As causas mais comuns de dispepsia orgânica são a úlcera péptica e a gastrite, mas (ainda que mais infrequente) nunca se deve descartar a possibilidade de câncer gástrico. Essas dispepsias orgânicas frequentemente apresentam sintomas adicionais que são indicadores, como a acidez nos dois primeiros casos ou o mau estado geral em caso de câncer.

Um tema controverso é a influência nos sintomas dispépticos que ocasiona no estômago a presença da bactéria Helicobacter pylori. Este é um microrganismo com demonstrada ação na gênese de úlceras, gastrite e inclusive câncer.
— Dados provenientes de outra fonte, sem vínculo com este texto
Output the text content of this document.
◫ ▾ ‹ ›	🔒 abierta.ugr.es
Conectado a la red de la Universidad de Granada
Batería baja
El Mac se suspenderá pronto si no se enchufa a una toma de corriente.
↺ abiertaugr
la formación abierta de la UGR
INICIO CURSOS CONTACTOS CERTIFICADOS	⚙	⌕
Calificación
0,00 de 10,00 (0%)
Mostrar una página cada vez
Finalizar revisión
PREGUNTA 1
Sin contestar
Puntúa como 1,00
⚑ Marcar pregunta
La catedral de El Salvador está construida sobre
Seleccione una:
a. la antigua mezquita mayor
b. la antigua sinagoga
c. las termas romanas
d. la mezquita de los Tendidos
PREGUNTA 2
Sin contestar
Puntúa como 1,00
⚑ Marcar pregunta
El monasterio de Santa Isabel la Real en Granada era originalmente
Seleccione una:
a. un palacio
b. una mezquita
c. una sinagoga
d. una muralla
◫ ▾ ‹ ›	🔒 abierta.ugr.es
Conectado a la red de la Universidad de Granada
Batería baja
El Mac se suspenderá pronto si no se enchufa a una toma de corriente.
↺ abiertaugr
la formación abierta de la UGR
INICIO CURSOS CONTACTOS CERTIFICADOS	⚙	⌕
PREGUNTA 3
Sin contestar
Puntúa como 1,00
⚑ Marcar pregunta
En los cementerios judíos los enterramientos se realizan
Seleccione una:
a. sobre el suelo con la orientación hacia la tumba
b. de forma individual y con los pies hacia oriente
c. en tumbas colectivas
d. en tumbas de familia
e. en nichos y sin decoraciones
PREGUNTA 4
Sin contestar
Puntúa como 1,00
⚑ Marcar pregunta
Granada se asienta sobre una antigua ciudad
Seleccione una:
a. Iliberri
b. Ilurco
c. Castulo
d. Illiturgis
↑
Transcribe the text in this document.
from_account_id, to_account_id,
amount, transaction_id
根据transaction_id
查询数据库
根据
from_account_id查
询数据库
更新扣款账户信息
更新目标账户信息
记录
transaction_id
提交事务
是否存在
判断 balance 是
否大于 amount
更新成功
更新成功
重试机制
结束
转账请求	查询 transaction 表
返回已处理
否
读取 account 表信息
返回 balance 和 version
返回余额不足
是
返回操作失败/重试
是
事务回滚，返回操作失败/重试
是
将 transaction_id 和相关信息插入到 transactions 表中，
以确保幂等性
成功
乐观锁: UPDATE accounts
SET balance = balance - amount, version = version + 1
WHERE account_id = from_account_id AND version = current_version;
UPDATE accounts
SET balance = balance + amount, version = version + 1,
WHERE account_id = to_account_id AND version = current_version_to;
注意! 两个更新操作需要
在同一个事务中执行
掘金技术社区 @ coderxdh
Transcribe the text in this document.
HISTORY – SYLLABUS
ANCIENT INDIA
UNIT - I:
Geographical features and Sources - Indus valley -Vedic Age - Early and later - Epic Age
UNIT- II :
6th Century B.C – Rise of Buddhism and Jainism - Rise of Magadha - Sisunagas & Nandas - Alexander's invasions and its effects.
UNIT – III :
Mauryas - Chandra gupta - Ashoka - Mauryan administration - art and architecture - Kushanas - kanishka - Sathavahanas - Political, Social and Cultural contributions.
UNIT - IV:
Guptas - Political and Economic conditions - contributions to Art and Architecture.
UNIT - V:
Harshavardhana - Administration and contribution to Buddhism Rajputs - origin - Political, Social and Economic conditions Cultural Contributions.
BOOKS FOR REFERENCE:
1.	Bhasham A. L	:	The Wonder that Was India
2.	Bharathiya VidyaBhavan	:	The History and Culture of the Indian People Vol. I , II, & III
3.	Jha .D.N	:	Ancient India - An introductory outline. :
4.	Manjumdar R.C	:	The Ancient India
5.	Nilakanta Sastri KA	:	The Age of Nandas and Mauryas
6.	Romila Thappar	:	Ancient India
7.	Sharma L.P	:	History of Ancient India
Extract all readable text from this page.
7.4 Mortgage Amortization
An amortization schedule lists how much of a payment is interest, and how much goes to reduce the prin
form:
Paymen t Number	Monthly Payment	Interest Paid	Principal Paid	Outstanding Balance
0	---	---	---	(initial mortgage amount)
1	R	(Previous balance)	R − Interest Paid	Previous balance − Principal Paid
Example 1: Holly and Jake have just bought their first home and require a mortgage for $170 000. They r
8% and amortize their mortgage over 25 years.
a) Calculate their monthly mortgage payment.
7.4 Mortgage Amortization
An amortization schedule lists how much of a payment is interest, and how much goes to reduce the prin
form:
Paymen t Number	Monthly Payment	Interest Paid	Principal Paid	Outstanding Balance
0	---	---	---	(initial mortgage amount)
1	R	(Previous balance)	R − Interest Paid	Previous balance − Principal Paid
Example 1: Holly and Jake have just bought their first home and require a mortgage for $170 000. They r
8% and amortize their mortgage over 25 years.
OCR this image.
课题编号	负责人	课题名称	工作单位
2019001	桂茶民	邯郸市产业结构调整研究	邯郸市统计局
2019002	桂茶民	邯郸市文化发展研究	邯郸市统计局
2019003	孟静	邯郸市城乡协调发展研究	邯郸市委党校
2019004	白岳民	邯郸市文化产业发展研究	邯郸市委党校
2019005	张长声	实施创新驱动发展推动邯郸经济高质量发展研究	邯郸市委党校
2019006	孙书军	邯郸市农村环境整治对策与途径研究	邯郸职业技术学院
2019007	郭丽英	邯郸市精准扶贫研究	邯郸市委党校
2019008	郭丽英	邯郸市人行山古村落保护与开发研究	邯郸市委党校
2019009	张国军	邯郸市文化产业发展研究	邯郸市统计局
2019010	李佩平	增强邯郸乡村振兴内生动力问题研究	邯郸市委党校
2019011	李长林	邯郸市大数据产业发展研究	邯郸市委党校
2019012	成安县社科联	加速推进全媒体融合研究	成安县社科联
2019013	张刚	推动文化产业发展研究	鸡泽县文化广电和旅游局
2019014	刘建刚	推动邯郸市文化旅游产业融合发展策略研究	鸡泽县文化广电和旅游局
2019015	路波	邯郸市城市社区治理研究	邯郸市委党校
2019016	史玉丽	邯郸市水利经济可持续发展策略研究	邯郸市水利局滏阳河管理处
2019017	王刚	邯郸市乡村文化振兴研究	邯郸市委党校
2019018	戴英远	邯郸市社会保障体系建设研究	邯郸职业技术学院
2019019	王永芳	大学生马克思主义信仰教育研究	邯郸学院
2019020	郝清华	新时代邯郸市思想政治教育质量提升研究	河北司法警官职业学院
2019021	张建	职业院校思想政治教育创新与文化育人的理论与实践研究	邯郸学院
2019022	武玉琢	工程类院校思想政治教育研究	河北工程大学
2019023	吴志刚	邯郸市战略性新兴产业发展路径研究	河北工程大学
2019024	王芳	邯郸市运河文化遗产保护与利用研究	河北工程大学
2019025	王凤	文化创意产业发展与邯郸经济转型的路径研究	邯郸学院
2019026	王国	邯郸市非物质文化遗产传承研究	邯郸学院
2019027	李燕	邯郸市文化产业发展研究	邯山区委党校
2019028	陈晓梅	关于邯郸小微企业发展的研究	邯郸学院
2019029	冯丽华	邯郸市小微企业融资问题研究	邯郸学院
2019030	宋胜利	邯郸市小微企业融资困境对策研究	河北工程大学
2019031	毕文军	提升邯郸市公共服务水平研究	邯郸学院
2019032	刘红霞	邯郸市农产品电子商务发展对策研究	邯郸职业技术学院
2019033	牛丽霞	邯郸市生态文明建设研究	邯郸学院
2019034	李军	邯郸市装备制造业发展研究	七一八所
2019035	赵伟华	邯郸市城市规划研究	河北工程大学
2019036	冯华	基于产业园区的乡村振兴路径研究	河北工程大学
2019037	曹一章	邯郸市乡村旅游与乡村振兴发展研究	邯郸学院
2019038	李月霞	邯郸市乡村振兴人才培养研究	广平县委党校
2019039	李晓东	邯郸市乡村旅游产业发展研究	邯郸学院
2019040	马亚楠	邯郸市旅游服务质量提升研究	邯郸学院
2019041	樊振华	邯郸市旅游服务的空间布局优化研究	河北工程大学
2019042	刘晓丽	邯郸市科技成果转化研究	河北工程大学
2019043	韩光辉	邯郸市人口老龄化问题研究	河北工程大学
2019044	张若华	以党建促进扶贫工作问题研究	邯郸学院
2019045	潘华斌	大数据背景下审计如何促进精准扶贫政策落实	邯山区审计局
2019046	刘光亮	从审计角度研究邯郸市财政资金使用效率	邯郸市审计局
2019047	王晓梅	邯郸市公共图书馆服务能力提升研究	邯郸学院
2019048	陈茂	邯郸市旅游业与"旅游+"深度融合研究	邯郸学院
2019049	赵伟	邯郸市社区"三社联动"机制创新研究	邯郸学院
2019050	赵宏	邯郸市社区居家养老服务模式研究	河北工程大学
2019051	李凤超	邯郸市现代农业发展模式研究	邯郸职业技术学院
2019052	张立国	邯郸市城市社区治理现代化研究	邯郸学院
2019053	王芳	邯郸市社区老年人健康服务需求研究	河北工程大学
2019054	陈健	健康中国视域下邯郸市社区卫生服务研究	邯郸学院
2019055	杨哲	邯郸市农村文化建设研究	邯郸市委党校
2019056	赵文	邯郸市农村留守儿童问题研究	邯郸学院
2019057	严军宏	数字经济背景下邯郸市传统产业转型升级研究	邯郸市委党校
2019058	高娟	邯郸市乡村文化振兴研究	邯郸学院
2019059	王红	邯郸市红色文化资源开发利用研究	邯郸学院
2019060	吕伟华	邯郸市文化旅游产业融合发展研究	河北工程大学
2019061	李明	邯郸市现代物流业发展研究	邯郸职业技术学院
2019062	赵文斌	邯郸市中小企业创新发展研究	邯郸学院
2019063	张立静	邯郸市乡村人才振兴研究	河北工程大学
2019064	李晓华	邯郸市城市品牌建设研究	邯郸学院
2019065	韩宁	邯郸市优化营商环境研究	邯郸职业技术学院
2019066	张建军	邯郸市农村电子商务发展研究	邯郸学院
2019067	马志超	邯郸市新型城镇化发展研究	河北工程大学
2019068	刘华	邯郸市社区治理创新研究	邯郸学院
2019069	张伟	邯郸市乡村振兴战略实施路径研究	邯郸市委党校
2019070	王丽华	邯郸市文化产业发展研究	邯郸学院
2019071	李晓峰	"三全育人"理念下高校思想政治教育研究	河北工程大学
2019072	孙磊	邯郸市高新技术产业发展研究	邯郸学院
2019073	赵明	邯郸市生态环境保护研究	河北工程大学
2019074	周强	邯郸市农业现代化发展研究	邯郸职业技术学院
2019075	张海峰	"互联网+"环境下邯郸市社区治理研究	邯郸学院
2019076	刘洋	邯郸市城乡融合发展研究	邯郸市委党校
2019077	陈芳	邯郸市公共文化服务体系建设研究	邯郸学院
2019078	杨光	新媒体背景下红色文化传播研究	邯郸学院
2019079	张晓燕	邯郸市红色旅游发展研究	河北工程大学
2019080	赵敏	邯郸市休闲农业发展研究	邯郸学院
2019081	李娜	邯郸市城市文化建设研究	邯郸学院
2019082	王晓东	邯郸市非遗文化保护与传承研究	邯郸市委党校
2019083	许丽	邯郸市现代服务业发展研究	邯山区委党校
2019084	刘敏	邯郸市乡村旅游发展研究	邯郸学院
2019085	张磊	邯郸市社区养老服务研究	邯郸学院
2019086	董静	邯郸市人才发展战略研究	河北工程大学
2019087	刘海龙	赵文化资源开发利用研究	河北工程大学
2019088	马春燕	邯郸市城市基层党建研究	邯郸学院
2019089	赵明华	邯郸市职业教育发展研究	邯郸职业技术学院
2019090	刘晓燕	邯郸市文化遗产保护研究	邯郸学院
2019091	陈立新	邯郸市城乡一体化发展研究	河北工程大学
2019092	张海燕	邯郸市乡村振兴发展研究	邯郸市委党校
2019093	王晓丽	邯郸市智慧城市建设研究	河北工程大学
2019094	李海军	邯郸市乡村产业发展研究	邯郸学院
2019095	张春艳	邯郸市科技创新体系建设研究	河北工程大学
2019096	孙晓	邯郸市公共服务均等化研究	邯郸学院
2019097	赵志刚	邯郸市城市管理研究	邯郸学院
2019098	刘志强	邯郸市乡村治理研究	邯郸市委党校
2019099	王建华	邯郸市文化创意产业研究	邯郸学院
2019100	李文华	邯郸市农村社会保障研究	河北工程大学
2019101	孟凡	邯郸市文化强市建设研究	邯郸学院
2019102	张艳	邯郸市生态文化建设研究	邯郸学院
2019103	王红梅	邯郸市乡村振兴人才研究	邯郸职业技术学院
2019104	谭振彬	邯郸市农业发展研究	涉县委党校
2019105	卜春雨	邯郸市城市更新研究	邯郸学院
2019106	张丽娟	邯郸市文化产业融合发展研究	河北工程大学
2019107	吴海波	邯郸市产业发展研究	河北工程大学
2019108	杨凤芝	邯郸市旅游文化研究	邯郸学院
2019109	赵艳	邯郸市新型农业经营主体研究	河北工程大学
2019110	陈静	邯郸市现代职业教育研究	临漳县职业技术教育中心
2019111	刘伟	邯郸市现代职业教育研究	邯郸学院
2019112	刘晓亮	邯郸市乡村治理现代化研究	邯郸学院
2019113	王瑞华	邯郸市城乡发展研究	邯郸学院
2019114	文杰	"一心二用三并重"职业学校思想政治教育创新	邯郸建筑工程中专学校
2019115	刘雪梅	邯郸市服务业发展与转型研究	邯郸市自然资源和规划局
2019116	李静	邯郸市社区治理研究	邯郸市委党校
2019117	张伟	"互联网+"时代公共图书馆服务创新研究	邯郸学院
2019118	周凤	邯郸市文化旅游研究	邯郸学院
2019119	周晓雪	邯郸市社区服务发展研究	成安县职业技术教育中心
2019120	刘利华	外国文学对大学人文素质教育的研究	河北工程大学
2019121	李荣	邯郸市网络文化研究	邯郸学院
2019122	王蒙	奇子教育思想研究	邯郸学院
No entanto, quando se encontra presente sem provocar tais doenças, na atualidade, considera-se que influi pouco na dispepsia e não se recomenda sua erradicação por esse motivo.
Existem também causas de dispepsia orgânica cuja lesão não reside no estômago, mas em órgãos próximos a ele. As afecções biliopancreáticas (cálculos de vesícula, pancreatite) concorrem frequentemente com sintomas dispépticos; outras causas menos frequentes são a isquemia intestinal crônica e os cânceres de fígado ou no cólon transverso. Por último, certas afecções metabólicas podem também ocasionar sintomas dispépticos. O diabetes produz maior lentidão do esvaziamento gástrico (gastroparesia); o hipotireoidismo e a uremia podem também provocar dispepsia.

Principais causas e sintomas da dispepsia funcional.

O tratamento da dispepsia

Uma vez efetuado o questionário e o exame físico pertinentes, o médico deve decidir entre realizar ou não estudos complementares. Quando o profissional suspeita que o paciente sofre uma dispepsia funcional, e sobretudo se trata de indivíduos jovens (menores de 40 anos), frequentemente tenta um tratamento de teste com certos medicamentos.

Os procinéticos estimulam a peristalse, ou seja, as contrações coordenadas normais do tubo digestivo e, portanto, tornam-se úteis na dispepsia funcional. Exemplo deles são as conhecidas metoclopramida ou domperidona, medicamentos muito bem tolerados ainda que sua eficácia tenda a diminuir em tratamentos prolongados. Drogas mais recentes e eletivas são a cisaprida, mosaprida ou cinitaprida.

Os inibidores do ácido gástrico são substâncias benéficas na dispepsia funcional, ainda quando a acidez não seja um de seus sintomas. Geralmente, é indicada a metade da dose habitual. Costumam-se utilizar dois grupos de medicamentos: os bloqueadores dos receptores H2, que diminuem em 70% o conteúdo do ácido gástrico, ou medicamentos mais potentes inibidores da bomba de prótons, como o omeprazol e derivados (lansoprazol, pantoprazol ou esomeprazol), que inibem até 99% do ácido estomacal. Ambos os grupos de drogas atuam inibindo a formação de ácido por parte das células parietais do estômago.

No caso de pacientes mais velhos com antecedentes familiares de patologia gástrica ou com um estado geral deteriorado, impõe-se realizar a endoscopia digestiva alta. A visualização de uma úlcera ou de gastrite exigirá um tratamento antissecretor ácido com as substâncias mencionadas no parágrafo anterior, ainda que nesses casos em dosagem padrão. A presença de câncer gástrico originará uma série de interconsultas com especialidades como cirurgia e oncologia, para o complicado tratamento desse tipo de pacientes. Se houver suspeita de doença de vias biliares ou fígado, será conveniente realizar uma ecografia abdominal.

Por último, existem pacientes nos quais não se encontra nenhuma doença orgânica e não há resposta adequada aos tratamentos de dispepsia funcional enunciados. Nesse contexto, pode ser útil uma interconsulta com a psiquiatria para avaliar a necessidade de psicoterapia e tratamento com medicamentos antidepressivos.

Conclusões

A dispepsia é uma entidade muito habitual na população em geral; na maioria dos casos, sua causa é funcional. O estresse é um fator de grande influência, encontrado muito frequentemente nesses pacientes. Uma correta aproximação ao problema em seu conjunto redundará no melhor tratamento possível para esses pacientes.